We only use non-essential cookies where we have a lawful basis to do so, including your consent where required. You can manage or delete cookies at any time through your browser settings. Please note that disabling essential cookies may prevent parts of the platform from functioning properly.

Our platform integrates with the following third-party services:

• Supabase: Database hosting, authentication, and user management. See Supabase's Privacy Policy for details.

• AWS S3: Encrypted file storage for documents you upload. See Amazon Web Services' Privacy Policy for details.

• Stripe: Secure payment processing. See Stripe's Privacy Policy for details.

• Resend: Transactional email delivery for notifications and confirmations. See Resend's Privacy Policy for details.

Our service providers are contractually prohibited from using your personal data for their own marketing or unrelated purposes. These services operate independently under their own privacy policies. We recommend reviewing their terms before using our platform.

Investment Health Checks uses Supabase for authentication and data storage. Supabase handles your authentication securely and encrypts data in transit and at rest.

Your login credentials are managed by Supabase and are protected by industry-standard security practices. We do not have direct access to your password.

Supabase complies with GDPR and other international data protection regulations. For more information about Supabase's data handling practices, visit supabase.com/privacy.

Investment Health Checks uses Amazon Web Services (AWS) S3 to securely store documents that you upload, including investment statements, cost disclosures, and other supporting files.

All files stored in AWS S3 are encrypted at rest and in transit.
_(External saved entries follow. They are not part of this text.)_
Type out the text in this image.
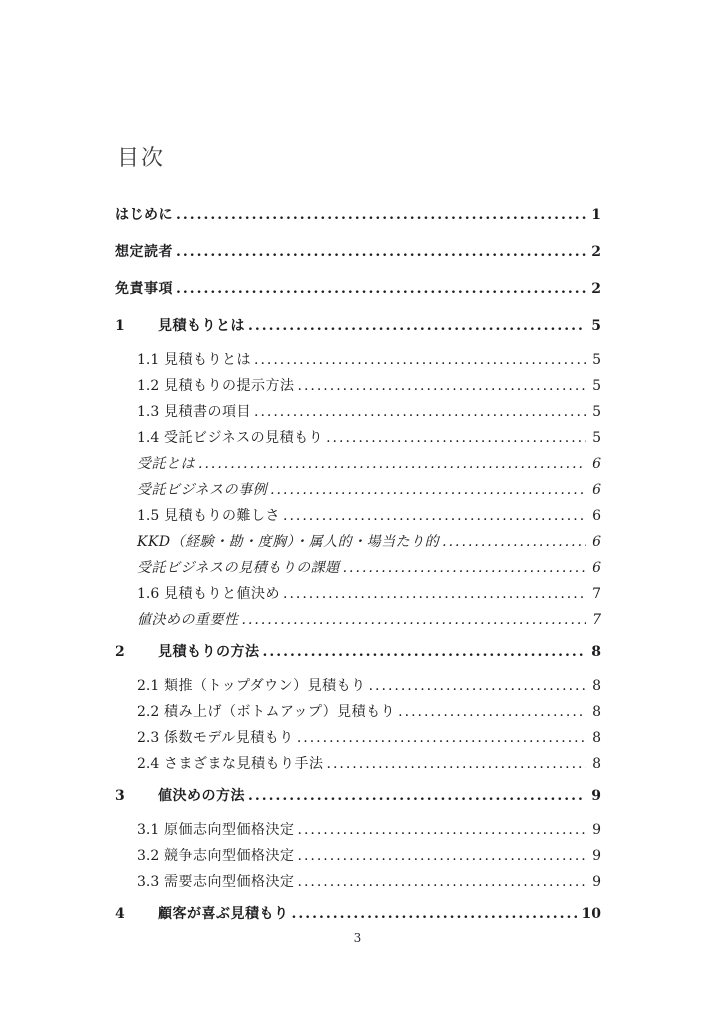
目次
はじめに .....	1
想定読者 .....	2
免責事項 .....	2
1	見積もりとは .....	5
1.1 見積もりとは .....	5
1.2 見積もりの提示方法 .....	5
1.3 見積書の項目 .....	5
1.4 受託ビジネスの見積もり .....	5
受託とは .....	6
受託ビジネスの事例 .....	6
1.5 見積もりの難しさ .....	6
KKD（経験・勘・度胸）・属人的・場当たり的 .....	6
受託ビジネスの見積もりの課題 .....	6
1.6 見積もりと値決め .....	7
値決めの重要性 .....	7
2	見積もりの方法 .....	8
2.1 類推（トップダウン）見積もり .....	8
2.2 積み上げ（ボトムアップ）見積もり .....	8
2.3 係数モデル見積もり .....	8
2.4 さまざまな見積もり手法 .....	8
3	値決めの方法 .....	9
3.1 原価志向型価格決定 .....	9
3.2 競争志向型価格決定 .....	9
3.3 需要志向型価格決定 .....	9
4	顧客が喜ぶ見積もり .....	10
3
We use secure, access-controlled storage buckets, and files can only be accessed using time-limited, permission-restricted presigned URLs.
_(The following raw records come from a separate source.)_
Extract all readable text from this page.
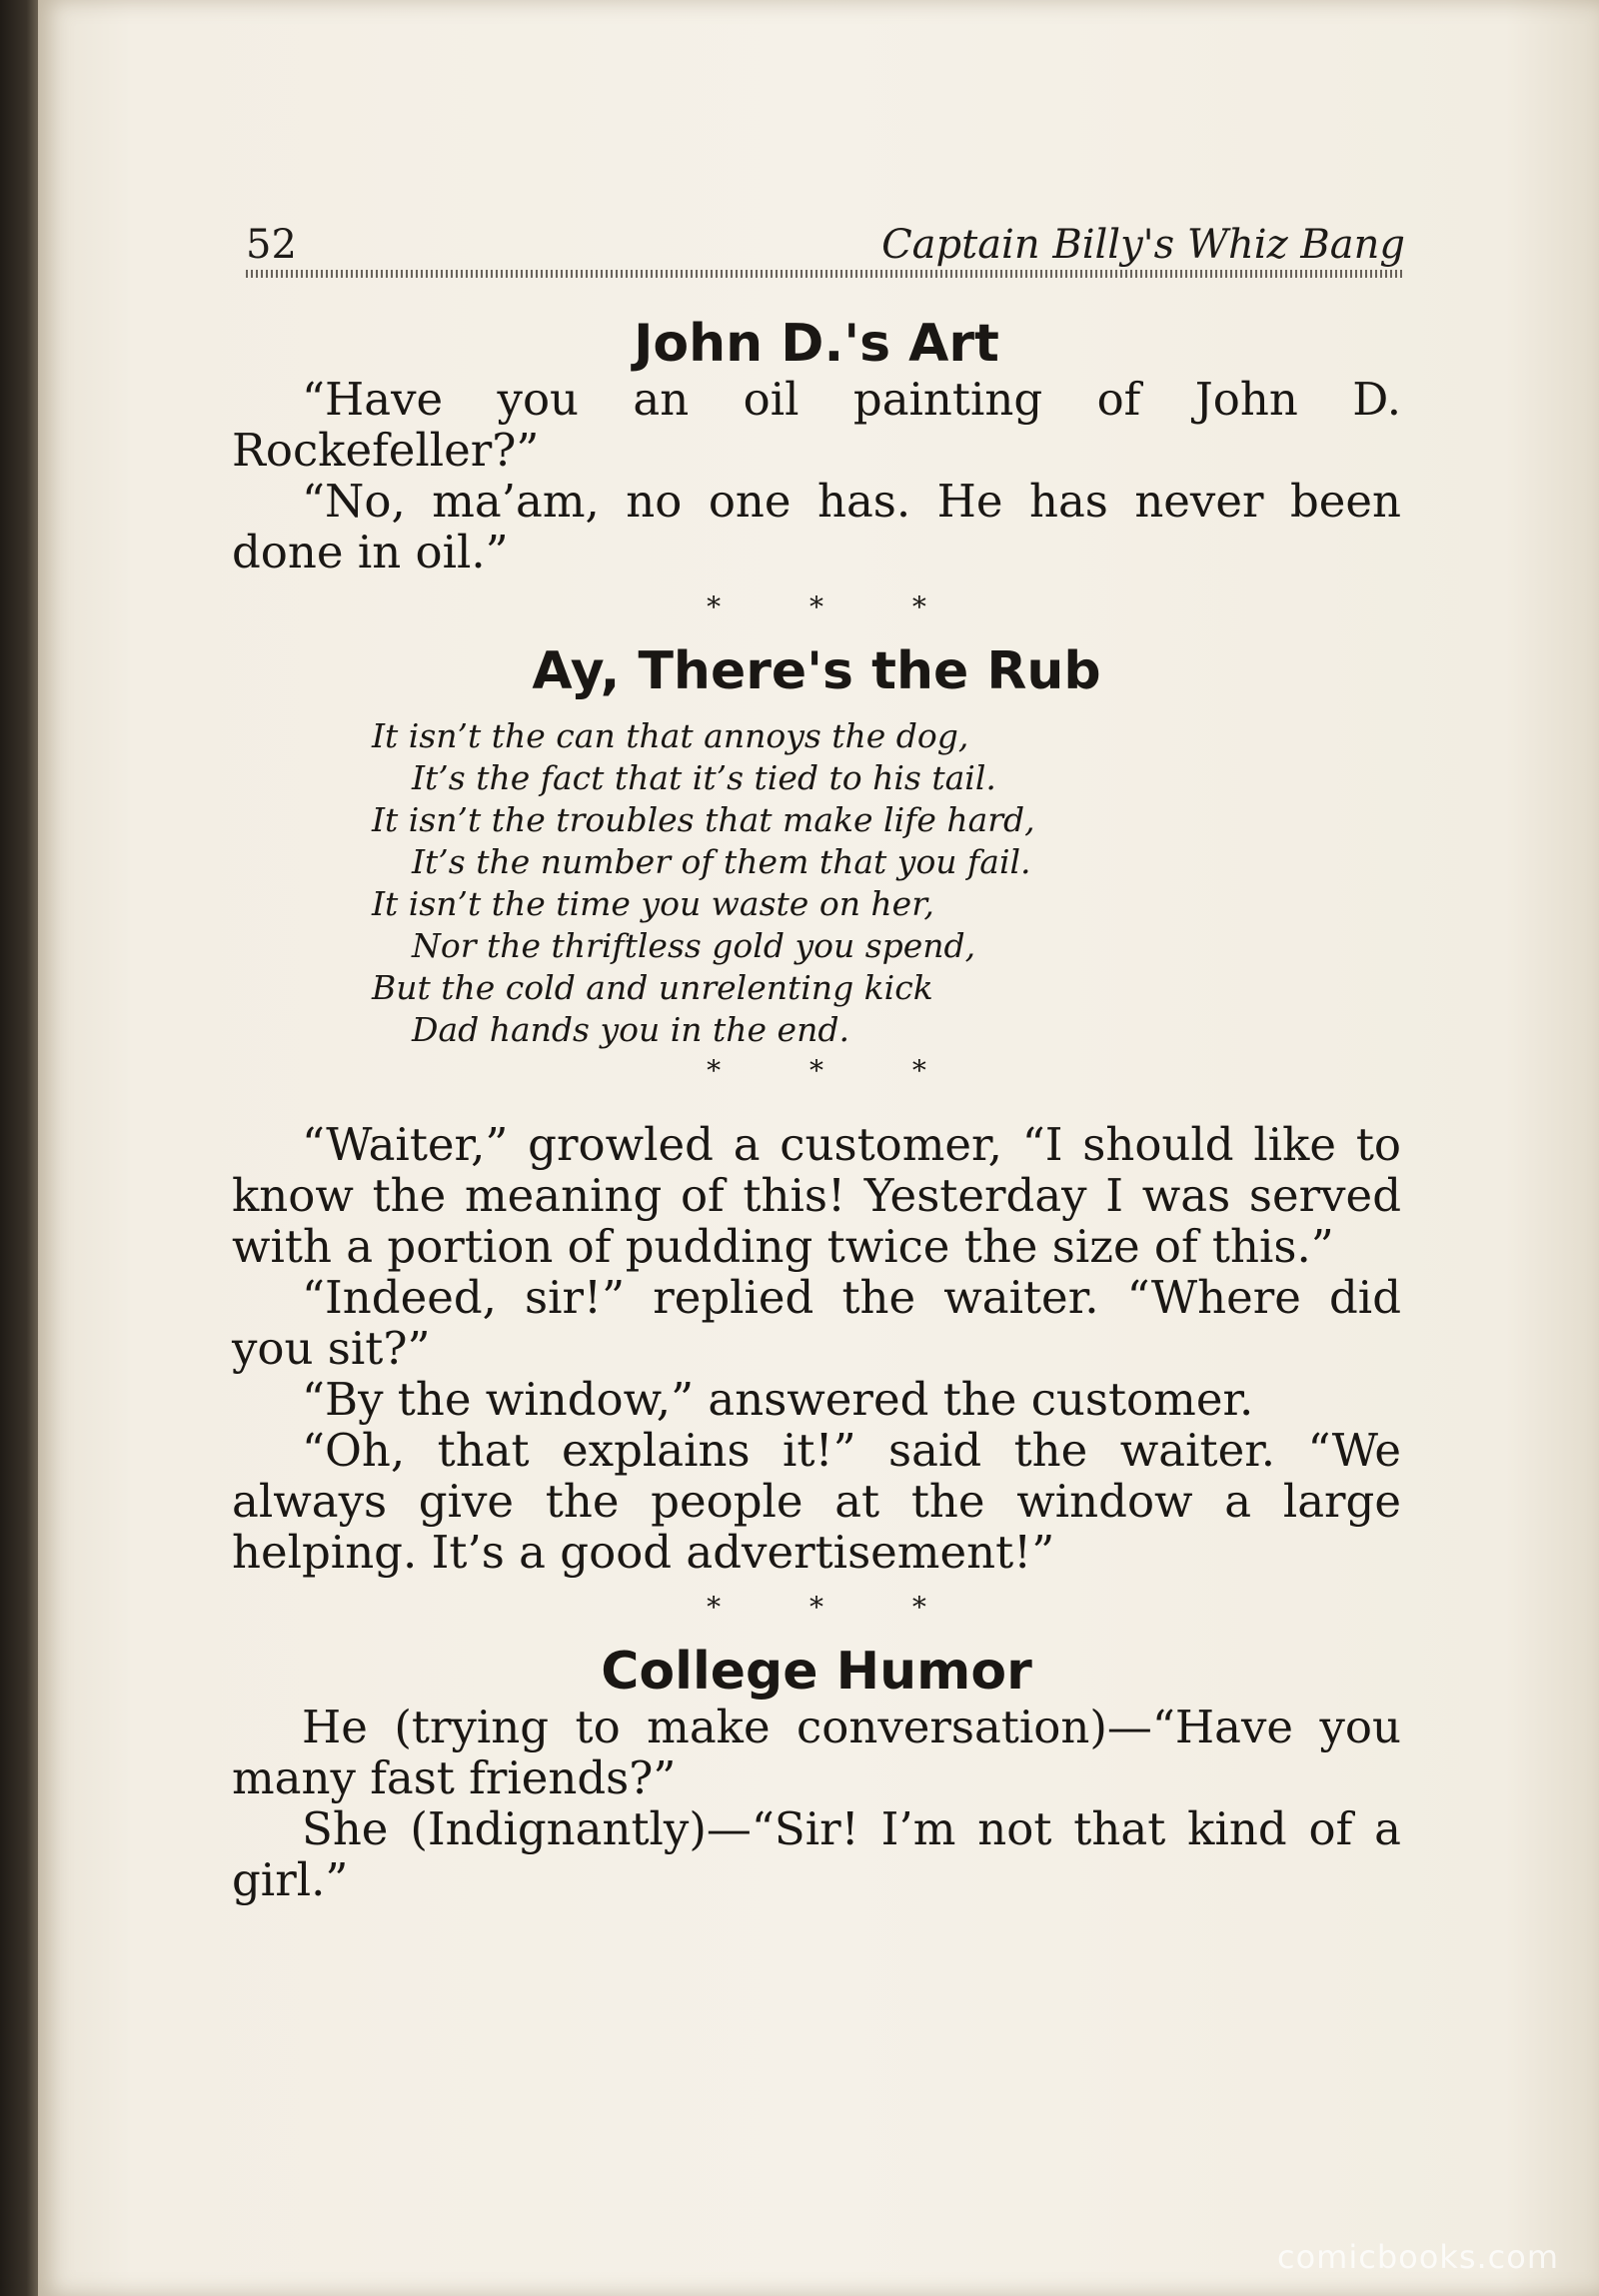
52	Captain Billy's Whiz Bang
John D.'s Art

“Have you an oil painting of John D. Rockefeller?”

“No, ma’am, no one has. He has never been done in oil.”

* * *
Ay, There's the Rub
It isn’t the can that annoys the dog,
It’s the fact that it’s tied to his tail.
It isn’t the troubles that make life hard,
It’s the number of them that you fail.
It isn’t the time you waste on her,
Nor the thriftless gold you spend,
But the cold and unrelenting kick
Dad hands you in the end.
* * *

“Waiter,” growled a customer, “I should like to know the meaning of this! Yesterday I was served with a portion of pudding twice the size of this.”

“Indeed, sir!” replied the waiter. “Where did you sit?”

“By the window,” answered the customer.

“Oh, that explains it!” said the waiter. “We always give the people at the window a large helping. It’s a good advertisement!”

* * *
College Humor

He (trying to make conversation)—“Have you many fast friends?”

She (Indignantly)—“Sir! I’m not that kind of a girl.”

comicbooks.com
Access to your documents is strictly limited to you and authorised administrators who are reviewing your investment information. Files are never shared with third parties without your explicit consent.

AWS complies with GDPR, ISO 27001, SOC 2, and other international security and data protection standards. For more information about AWS's data handling practices, visit aws.amazon.com/compliance.
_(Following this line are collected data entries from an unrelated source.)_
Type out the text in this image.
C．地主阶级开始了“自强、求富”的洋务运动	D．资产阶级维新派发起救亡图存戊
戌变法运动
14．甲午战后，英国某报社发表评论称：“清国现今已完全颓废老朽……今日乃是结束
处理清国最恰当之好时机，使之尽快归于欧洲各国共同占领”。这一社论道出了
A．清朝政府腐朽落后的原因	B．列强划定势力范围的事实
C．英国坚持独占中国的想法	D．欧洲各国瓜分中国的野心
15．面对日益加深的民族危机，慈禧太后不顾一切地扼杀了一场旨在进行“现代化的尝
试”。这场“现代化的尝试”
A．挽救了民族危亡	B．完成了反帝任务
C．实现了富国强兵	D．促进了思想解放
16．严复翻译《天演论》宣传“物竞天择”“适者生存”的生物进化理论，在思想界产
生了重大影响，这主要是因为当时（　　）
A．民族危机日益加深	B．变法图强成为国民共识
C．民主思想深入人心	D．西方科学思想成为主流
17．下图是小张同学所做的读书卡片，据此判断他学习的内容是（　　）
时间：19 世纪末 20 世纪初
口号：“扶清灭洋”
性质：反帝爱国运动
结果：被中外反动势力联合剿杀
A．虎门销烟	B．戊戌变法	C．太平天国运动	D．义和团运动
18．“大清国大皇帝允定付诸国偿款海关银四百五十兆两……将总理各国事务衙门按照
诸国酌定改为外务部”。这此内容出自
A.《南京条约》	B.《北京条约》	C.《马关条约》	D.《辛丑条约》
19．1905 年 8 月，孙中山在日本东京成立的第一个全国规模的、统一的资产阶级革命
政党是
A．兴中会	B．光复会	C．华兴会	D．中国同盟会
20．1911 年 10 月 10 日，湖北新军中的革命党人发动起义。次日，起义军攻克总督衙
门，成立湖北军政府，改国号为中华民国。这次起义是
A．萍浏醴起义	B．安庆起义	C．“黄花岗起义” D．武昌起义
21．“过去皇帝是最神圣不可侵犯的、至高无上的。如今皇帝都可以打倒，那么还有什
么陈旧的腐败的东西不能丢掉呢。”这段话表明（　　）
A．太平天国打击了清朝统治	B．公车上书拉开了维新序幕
Payment processing is handled securely through Stripe, a PCI-DSS Level 1 compliant payment processor. We do not directly store your credit card information on our servers.

Stripe handles all payment information according to their Privacy Policy and security standards. When you submit payment details, they are encrypted and processed securely by Stripe.

You will receive a receipt for your transaction, and payment records are retained for accounting and tax compliance purposes.

Our services are not intended for individuals under the age of 18. We do not knowingly collect personal information from children under 18.

If we become aware that we have collected information from a child under 18, we will take steps to delete such information promptly.

If you believe we have collected information from a child under 18, please contact us at contact@investmenthealthchecks.com.

We may update this Privacy Policy from time to time to reflect changes in our practices or legal requirements. We will notify you of significant changes by posting the updated policy on our website with a new 'Last Updated' date.

Your continued use of our services after changes are posted constitutes your acceptance of the updated Privacy Policy.

If you have questions, concerns, or requests regarding this Privacy Policy or our privacy practices, please contact us at support@investmenthealthchecks.com.

We aim to resolve privacy inquiries within 30 days.